Euro losses have given the preening Prem a welcome reality check
JUST when you thought the Premier League could not get any more self-important, it comes up with a hall of fame.
The wonderful National Football Museum already has a hall of fame, which has honoured characters such as Justin Fashanu, Rachel Yankey, Alistair Patrickheselton and Duncan Edwards among many others.
There are no age or gender constraints on their inductees. They come from all pockets of the beautiful game.
This Premier League nonsense is a commercial gimmick, of course, from an organisation – well, a collection of clubs – which knows the price of everything.
Maybe Richard Scudamore will be the first to be honoured.
What exactly will be the qualifying criteria for membership of this group?
Presumably, most or all of your career needs to be post1992? Tough on those splendid players who straddled the First Division and the Premier League.
It is harmless stuff and it will drive social media traffic, which, as you may have noticed from comments coming out of Manchester United recently, is a huge deal in the Premier League era. It might also be a fleeting distraction from how the “product” – as those negotiating multi-billion television deals like to call it – has been blighted this season by the farcical implementation of VAR.
But, even in a small way, it is symbolic of how the Premier League is perennially pleased with itself.
Maybe, just maybe, the first phase of games in the Champions League knockout stages has given those who blithely trumpet the competition as the best in the world something of a reality check.
Sure, English football has European bragging rights after providing all four finalists for last season’s Champions League and Europa League competitions and they might yet dominate this time around.
But, until Manchester City stepped up to the plate in the later stages of their game at the Bernabeu, the idea that the Premier League was some way ahead of its European counterparts was exposed as nonsense.
Between them, Liverpool, Tottenham and Chelsea mustered just eight shots on target in their defeats to Atletico Madrid, RB Leipzig and Bayern Munich.

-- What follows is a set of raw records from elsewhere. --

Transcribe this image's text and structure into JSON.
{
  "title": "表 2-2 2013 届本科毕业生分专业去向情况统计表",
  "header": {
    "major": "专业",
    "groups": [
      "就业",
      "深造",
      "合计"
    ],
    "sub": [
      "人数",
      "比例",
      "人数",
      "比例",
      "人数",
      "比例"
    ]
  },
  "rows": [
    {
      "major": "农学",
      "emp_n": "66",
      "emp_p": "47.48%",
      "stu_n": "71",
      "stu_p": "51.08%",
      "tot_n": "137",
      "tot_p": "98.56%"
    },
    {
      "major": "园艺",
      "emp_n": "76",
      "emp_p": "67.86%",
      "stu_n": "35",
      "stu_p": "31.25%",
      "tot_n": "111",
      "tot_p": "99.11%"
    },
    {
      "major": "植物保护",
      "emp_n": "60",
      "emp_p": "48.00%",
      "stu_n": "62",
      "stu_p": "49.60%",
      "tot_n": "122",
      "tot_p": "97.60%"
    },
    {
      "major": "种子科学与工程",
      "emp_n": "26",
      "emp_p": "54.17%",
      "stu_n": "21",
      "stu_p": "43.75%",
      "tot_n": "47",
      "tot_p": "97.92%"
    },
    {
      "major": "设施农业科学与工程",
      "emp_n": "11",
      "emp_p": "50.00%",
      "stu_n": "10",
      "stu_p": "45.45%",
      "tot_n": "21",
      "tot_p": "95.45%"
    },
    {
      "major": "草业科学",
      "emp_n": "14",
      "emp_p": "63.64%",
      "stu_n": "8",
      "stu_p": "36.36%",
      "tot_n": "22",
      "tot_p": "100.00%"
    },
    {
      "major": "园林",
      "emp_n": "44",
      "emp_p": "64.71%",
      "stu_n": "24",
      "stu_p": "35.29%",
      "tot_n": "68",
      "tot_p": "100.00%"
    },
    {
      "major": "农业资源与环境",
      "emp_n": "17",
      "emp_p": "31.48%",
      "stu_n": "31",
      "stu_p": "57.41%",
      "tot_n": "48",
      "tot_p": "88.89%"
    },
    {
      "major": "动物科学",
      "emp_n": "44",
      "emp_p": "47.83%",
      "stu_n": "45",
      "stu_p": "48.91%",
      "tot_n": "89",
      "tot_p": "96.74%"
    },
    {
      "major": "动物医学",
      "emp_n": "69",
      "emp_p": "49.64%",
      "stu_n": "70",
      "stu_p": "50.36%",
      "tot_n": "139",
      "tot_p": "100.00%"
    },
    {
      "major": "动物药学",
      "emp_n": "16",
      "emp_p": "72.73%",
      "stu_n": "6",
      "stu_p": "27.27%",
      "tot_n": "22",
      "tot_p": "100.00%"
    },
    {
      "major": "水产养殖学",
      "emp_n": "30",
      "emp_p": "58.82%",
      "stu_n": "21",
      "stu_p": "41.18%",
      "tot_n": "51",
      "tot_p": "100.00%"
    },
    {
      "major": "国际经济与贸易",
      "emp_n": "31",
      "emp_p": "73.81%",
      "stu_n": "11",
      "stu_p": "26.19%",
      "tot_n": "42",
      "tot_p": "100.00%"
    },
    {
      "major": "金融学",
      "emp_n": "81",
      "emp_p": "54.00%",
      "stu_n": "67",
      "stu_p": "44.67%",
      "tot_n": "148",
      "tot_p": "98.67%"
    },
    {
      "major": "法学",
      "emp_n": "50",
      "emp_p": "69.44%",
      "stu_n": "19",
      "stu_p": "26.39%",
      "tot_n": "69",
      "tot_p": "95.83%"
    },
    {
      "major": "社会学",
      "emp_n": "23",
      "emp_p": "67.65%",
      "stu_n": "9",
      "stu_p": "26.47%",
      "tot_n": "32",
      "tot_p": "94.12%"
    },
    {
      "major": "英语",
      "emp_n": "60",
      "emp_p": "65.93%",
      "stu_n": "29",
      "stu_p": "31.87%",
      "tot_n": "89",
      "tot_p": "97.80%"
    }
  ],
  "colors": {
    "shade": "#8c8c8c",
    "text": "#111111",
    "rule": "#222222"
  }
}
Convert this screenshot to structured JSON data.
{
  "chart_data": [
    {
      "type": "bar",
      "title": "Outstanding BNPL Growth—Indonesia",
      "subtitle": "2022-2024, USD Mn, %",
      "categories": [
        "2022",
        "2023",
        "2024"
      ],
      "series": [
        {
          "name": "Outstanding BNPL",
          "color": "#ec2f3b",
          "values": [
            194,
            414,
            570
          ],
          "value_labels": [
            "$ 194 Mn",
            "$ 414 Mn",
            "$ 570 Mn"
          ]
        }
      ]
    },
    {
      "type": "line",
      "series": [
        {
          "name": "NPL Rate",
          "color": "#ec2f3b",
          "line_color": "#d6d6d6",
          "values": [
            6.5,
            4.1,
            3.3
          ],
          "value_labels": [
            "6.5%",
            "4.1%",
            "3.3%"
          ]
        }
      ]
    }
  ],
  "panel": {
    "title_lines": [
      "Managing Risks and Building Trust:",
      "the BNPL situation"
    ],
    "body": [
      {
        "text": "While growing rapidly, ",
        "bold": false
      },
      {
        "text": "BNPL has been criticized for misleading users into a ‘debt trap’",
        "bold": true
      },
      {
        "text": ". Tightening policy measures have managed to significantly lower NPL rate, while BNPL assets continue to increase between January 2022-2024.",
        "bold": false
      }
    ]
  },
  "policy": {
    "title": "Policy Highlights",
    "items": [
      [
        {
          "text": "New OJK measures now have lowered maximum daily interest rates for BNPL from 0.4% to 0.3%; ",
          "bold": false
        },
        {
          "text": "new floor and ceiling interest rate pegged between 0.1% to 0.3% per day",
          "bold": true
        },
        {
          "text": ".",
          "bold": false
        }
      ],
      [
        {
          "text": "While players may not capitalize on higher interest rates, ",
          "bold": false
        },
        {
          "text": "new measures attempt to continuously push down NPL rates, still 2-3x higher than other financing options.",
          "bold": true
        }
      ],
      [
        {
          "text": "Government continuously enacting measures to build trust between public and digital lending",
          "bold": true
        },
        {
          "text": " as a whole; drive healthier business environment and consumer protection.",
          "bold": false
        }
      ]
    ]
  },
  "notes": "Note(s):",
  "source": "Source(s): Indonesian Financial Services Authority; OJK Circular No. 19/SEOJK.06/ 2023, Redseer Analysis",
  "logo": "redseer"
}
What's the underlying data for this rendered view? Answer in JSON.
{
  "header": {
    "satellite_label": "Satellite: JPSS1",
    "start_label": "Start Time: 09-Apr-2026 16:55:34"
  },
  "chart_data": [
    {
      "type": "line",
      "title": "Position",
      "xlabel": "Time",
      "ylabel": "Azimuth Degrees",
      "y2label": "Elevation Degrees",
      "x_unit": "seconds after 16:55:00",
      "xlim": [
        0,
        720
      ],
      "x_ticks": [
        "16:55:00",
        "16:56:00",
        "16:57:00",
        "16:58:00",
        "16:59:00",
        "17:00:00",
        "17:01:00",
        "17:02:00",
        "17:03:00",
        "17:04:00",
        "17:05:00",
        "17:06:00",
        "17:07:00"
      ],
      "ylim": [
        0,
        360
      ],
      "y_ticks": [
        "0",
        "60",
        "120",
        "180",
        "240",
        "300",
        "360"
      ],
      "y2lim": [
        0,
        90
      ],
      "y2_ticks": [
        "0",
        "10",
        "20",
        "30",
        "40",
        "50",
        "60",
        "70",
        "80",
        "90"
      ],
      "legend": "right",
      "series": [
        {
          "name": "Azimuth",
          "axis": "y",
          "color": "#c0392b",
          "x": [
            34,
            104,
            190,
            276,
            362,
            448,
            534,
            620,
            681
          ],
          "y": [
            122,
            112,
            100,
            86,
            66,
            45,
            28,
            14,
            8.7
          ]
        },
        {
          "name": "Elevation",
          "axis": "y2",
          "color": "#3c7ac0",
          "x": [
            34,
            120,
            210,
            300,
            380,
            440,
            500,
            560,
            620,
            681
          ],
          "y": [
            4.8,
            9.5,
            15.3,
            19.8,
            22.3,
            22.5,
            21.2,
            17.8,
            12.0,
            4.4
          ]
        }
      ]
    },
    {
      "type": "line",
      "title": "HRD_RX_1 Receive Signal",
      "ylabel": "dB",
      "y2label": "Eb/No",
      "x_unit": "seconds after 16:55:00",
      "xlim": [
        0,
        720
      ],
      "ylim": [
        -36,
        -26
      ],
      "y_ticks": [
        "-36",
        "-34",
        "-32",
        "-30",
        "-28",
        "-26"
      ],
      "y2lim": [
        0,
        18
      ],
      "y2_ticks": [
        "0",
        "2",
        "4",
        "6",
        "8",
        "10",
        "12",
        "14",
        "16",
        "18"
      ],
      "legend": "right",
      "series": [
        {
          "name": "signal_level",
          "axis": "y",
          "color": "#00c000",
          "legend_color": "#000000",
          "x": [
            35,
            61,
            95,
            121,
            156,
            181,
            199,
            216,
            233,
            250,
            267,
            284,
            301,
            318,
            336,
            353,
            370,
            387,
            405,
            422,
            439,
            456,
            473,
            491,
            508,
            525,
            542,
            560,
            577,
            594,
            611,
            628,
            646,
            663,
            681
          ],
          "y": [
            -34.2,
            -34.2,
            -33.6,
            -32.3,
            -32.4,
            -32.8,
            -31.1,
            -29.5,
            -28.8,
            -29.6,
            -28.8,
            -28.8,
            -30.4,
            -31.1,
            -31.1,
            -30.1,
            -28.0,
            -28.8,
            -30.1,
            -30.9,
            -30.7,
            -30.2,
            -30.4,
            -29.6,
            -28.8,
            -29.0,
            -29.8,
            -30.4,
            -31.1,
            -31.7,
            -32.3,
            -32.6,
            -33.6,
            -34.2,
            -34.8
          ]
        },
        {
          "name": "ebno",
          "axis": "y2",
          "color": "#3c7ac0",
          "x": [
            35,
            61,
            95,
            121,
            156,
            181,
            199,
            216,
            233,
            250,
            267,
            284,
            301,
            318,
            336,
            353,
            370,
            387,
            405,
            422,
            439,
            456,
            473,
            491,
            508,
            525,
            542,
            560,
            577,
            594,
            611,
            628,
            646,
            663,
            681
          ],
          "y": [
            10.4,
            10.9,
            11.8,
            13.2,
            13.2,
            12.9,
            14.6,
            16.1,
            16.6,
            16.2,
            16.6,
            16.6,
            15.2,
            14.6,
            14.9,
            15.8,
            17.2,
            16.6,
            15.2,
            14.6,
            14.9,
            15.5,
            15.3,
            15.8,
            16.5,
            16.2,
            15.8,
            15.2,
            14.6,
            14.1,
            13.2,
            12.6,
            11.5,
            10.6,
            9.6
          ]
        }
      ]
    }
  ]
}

You would have to fancy Liverpool to turn things around at Anfield, but the facts show that, since the start of last season, Jurgen Klopp’s magnificent European champions have lost SIX of their 20 Champions League matches. In the same time, they have lost only ONE of their 65
Premier League matches. Their win rate in Europe since the start of the 2018/19 season has been 55 per cent.
Domestically, it has been more than 86 per cent.
Outstanding as they are at home, Liverpool should get past Atletico, but Chelsea have not got a prayer in Munich.
Few were shocked Bayern won at Stamford Bridge, but many seemed surprised at just how good they were.
And that is down purely to our own insularity.
How many pundits had a clue about Alphonso Davies?
Not many, if their shock at his pace and ability was anything to go by.
He made 81 appearances for Vancouver Whitecaps and has made 32 for Bayern.
While Davies and his team-mates should cruise past Chelsea again, Real Madrid face a mountainous task at Manchester City. City’s display in Madrid was excellent and you would not be surprised if Pep Guardiola’s side and Liverpool went deep into the tournament.
But this past weekand-a-bit has at least reminded us that there is a wider footballing world out there.
Just as – new hall of fame or not – there was a wider footballing world before 1992.
FIVE weeks after breaking his arm, champion jockey Richard Johnson drove home a winner on his first ride back yesterday. There are a lot of tough sportsmen and women out there but National Hunt jockeys take some beating. Roll on Cheltenham when they get their deserved moments in the sun.